If you notice bleeding in late pregnancy, don't assume it's harmless, even if it goes away on its own. Any bleeding in the third trimester should be reported to your doctor right away.
Diagnosis of Placenta Previa
An ultrasound exam is effective for detecting the location of the placenta. Up to 98 percent of cases of placenta previa may be detected in this way. A cervical exam, in which the entrance of the cervix is gently probed, is done only under certain circumstances when placenta previa is suspected. Because even the gentlest cervical exam can cause hemorrhage, it is done only when delivery is planned, and only when an immediate cesarean delivery can be performed.
Management of Placenta Previa
How placenta previa is managed depends on two factors:
1) whether the fetus is mature enough to be born and 2) whether there is active bleeding from the mother's vagina.
If the placenta is found to be close to, but not covering, the cervix and the woman has no bleeding, she may be allowed to rest at home — with instructions to call the doctor or hospital immediately if bleeding starts. Alternatively, bleeding that cannot be controlled will probably necessitate an immediate cesarean birth for the sake of the baby, even if the birth is preterm. Such a baby is probably better off in the hands of the skilled caregivers and the sophisticated equipment of a modern neonatal intensive care unit than inside the mother's uterus, where a bleeding placenta is no longer able to support it.

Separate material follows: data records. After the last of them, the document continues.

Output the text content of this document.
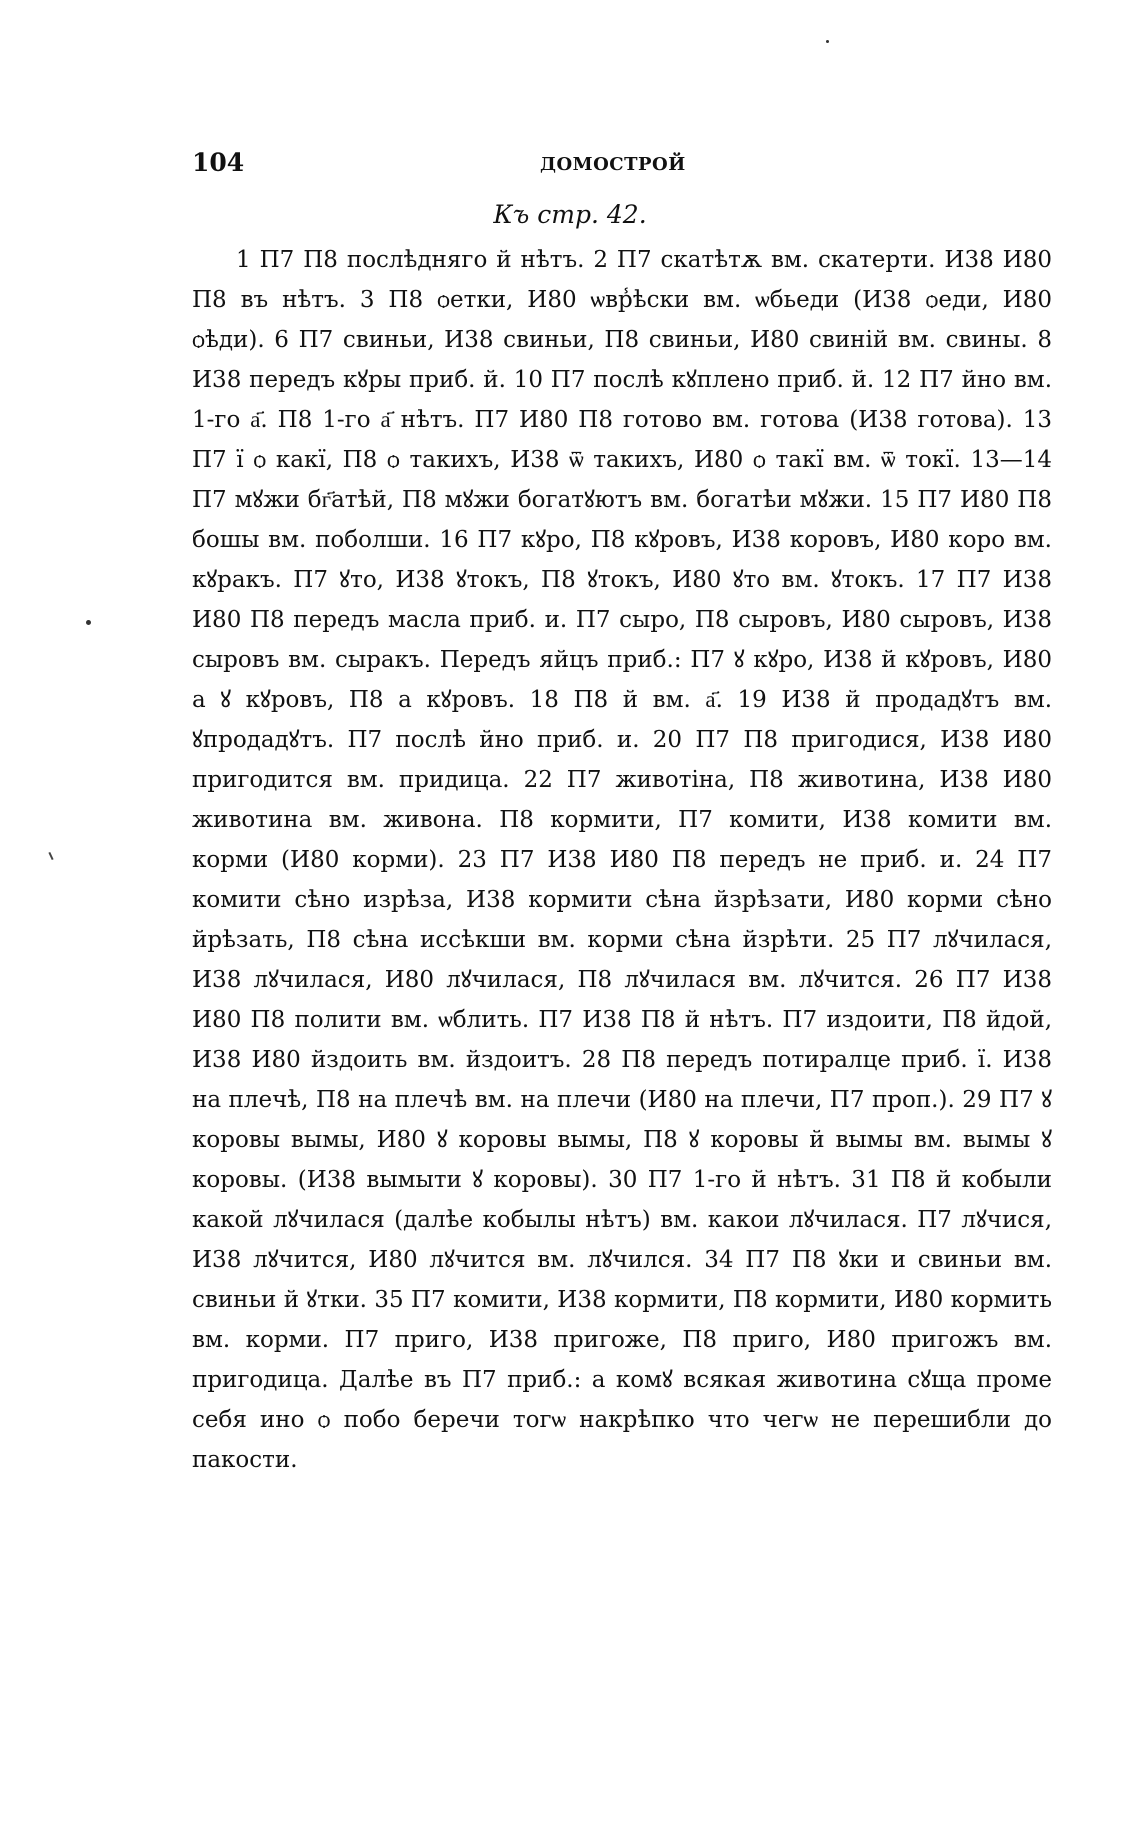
104	ДОМОСТРОЙ
Къ стр. 42.

1 П7 П8 послѣдняго й нѣтъ. 2 П7 скатѣтѫ вм. скатерти. И38 И80 П8 въ нѣтъ. 3 П8 ѻетки, И80 ѡвр̾ѣски вм. ѡбьеди (И38 ѻеди, И80 ѻѣди). 6 П7 свиньи, И38 свиньи, П8 свиньи, И80 свиній вм. свины. 8 И38 передъ кꙋры приб. й. 10 П7 послѣ кꙋплено приб. й. 12 П7 йно вм. 1-го а҃. П8 1-го а҃ нѣтъ. П7 И80 П8 готово вм. готова (И38 готова). 13 П7 ї ѻ какї, П8 ѻ такихъ, И38 ѿ такихъ, И80 ѻ такї вм. ѿ токї. 13—14 П7 мꙋжи бг҃атѣй, П8 мꙋжи богатꙋютъ вм. богатѣи мꙋжи. 15 П7 И80 П8 бошы вм. поболши. 16 П7 кꙋро, П8 кꙋровъ, И38 коровъ, И80 коро вм. кꙋрaкъ. П7 ꙋто, И38 ꙋтокъ, П8 ꙋтокъ, И80 ꙋто вм. ꙋтокъ. 17 П7 И38 И80 П8 передъ масла приб. и. П7 сыро, П8 сыровъ, И80 сыровъ, И38 сыровъ вм. сыракъ. Передъ яйцъ приб.: П7 ꙋ кꙋро, И38 й кꙋровъ, И80 а ꙋ кꙋровъ, П8 а кꙋровъ. 18 П8 й вм. а҃. 19 И38 й продадꙋтъ вм. ꙋпродадꙋтъ. П7 послѣ йно приб. и. 20 П7 П8 пригодися, И38 И80 пригодится вм. придица. 22 П7 животіна, П8 животина, И38 И80 животина вм. живона. П8 кормити, П7 комити, И38 комити вм. корми (И80 корми). 23 П7 И38 И80 П8 передъ не приб. и. 24 П7 комити сѣно изрѣза, И38 кормити сѣна йзрѣзати, И80 корми сѣно йрѣзать, П8 сѣна иссѣкши вм. корми сѣна йзрѣти. 25 П7 лꙋчилася, И38 лꙋчилася, И80 лꙋчилася, П8 лꙋчилася вм. лꙋчится. 26 П7 И38 И80 П8 полити вм. ѡблить. П7 И38 П8 й нѣтъ. П7 издоити, П8 йдой, И38 И80 йздоить вм. йздоитъ. 28 П8 передъ потиралце приб. ї. И38 на плечѣ, П8 на плечѣ вм. на плечи (И80 на плечи, П7 проп.). 29 П7 ꙋ коровы вымы, И80 ꙋ коровы вымы, П8 ꙋ коровы й вымы вм. вымы ꙋ коровы. (И38 вымыти ꙋ коровы). 30 П7 1-го й нѣтъ. 31 П8 й кобыли какой лꙋчилася (далѣе кобылы нѣтъ) вм. какои лꙋчилася. П7 лꙋчися, И38 лꙋчится, И80 лꙋчится вм. лꙋчился. 34 П7 П8 ꙋки и свиньи вм. свиньи й ꙋтки. 35 П7 комити, И38 кормити, П8 кормити, И80 кормить вм. корми. П7 приго, И38 пригоже, П8 приго, И80 пригожъ вм. пригодица. Далѣе въ П7 приб.: а комꙋ всякая животина сꙋща проме себя ино ѻ побо беречи тогѡ накрѣпко что чегѡ не перешибли до пакости.
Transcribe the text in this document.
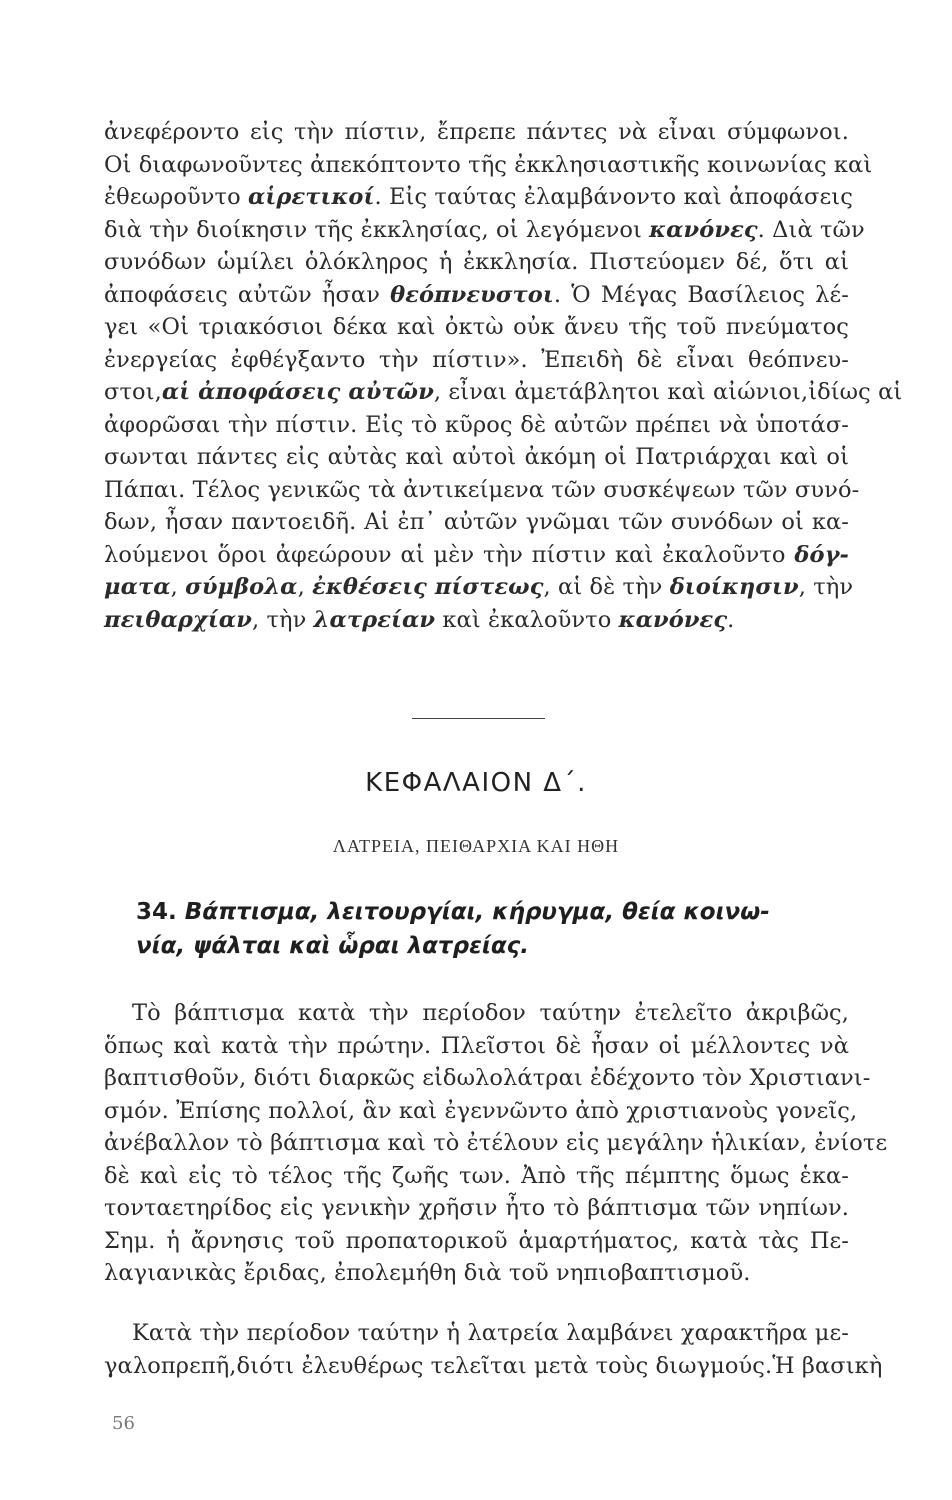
ἀνεφέροντο εἰς τὴν πίστιν, ἔπρεπε πάντες νὰ εἶναι σύμφωνοι.
Οἱ διαφωνοῦντες ἀπεκόπτοντο τῆς ἐκκλησιαστικῆς κοινωνίας καὶ
ἐθεωροῦντο αἱρετικοί. Εἰς ταύτας ἐλαμβάνοντο καὶ ἀποφάσεις
διὰ τὴν διοίκησιν τῆς ἐκκλησίας, οἱ λεγόμενοι κανόνες. Διὰ τῶν
συνόδων ὡμίλει ὁλόκληρος ἡ ἐκκλησία. Πιστεύομεν δέ, ὅτι αἱ
ἀποφάσεις αὐτῶν ἦσαν θεόπνευστοι. Ὁ Μέγας Βασίλειος λέ-
γει «Οἱ τριακόσιοι δέκα καὶ ὀκτὼ οὐκ ἄνευ τῆς τοῦ πνεύματος
ἐνεργείας ἐφθέγξαντο τὴν πίστιν». Ἐπειδὴ δὲ εἶναι θεόπνευ-
στοι,αἱ ἀποφάσεις αὐτῶν, εἶναι ἀμετάβλητοι καὶ αἰώνιοι,ἰδίως αἱ
ἀφορῶσαι τὴν πίστιν. Εἰς τὸ κῦρος δὲ αὐτῶν πρέπει νὰ ὑποτάσ-
σωνται πάντες εἰς αὐτὰς καὶ αὐτοὶ ἀκόμη οἱ Πατριάρχαι καὶ οἱ
Πάπαι. Τέλος γενικῶς τὰ ἀντικείμενα τῶν συσκέψεων τῶν συνό-
δων, ἦσαν παντοειδῆ. Αἱ ἐπ᾿ αὐτῶν γνῶμαι τῶν συνόδων οἱ κα-
λούμενοι ὅροι ἀφεώρουν αἱ μὲν τὴν πίστιν καὶ ἐκαλοῦντο δόγ-
ματα, σύμβολα, ἐκθέσεις πίστεως, αἱ δὲ τὴν διοίκησιν, τὴν
πειθαρχίαν, τὴν λατρείαν καὶ ἐκαλοῦντο κανόνες.
ΚΕΦΑΛΑΙΟΝ Δ΄.
ΛΑΤΡΕΙΑ, ΠΕΙΘΑΡΧΙΑ ΚΑΙ ΗΘΗ
34. Βάπτισμα, λειτουργίαι, κήρυγμα, θεία κοινω-
νία, ψάλται καὶ ὧραι λατρείας.
Τὸ βάπτισμα κατὰ τὴν περίοδον ταύτην ἐτελεῖτο ἀκριβῶς,
ὅπως καὶ κατὰ τὴν πρώτην. Πλεῖστοι δὲ ἦσαν οἱ μέλλοντες νὰ
βαπτισθοῦν, διότι διαρκῶς εἰδωλολάτραι ἐδέχοντο τὸν Χριστιανι-
σμόν. Ἐπίσης πολλοί, ἂν καὶ ἐγεννῶντο ἀπὸ χριστιανοὺς γονεῖς,
ἀνέβαλλον τὸ βάπτισμα καὶ τὸ ἐτέλουν εἰς μεγάλην ἡλικίαν, ἐνίοτε
δὲ καὶ εἰς τὸ τέλος τῆς ζωῆς των. Ἀπὸ τῆς πέμπτης ὅμως ἑκα-
τονταετηρίδος εἰς γενικὴν χρῆσιν ἦτο τὸ βάπτισμα τῶν νηπίων.
Σημ. ἡ ἄρνησις τοῦ προπατορικοῦ ἁμαρτήματος, κατὰ τὰς Πε-
λαγιανικὰς ἔριδας, ἐπολεμήθη διὰ τοῦ νηπιοβαπτισμοῦ.
Κατὰ τὴν περίοδον ταύτην ἡ λατρεία λαμβάνει χαρακτῆρα με-
γαλοπρεπῆ,διότι ἐλευθέρως τελεῖται μετὰ τοὺς διωγμούς.Ἡ βασικὴ
56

Outlook for the Future After Placenta Previa
Because in most cases placenta previa can be detected accurately before the fetus is in significant danger, it no longer poses the threat to babies and their mothers that it once did. Advances in technology such as the ultrasound test and other potentially life-saving measures, however, are useless without the prompt recognition of potential problems by the pregnant woman. Bleeding in the third trimester may not necessarily lead to serious problems if it is acted on, but it should never be ignored.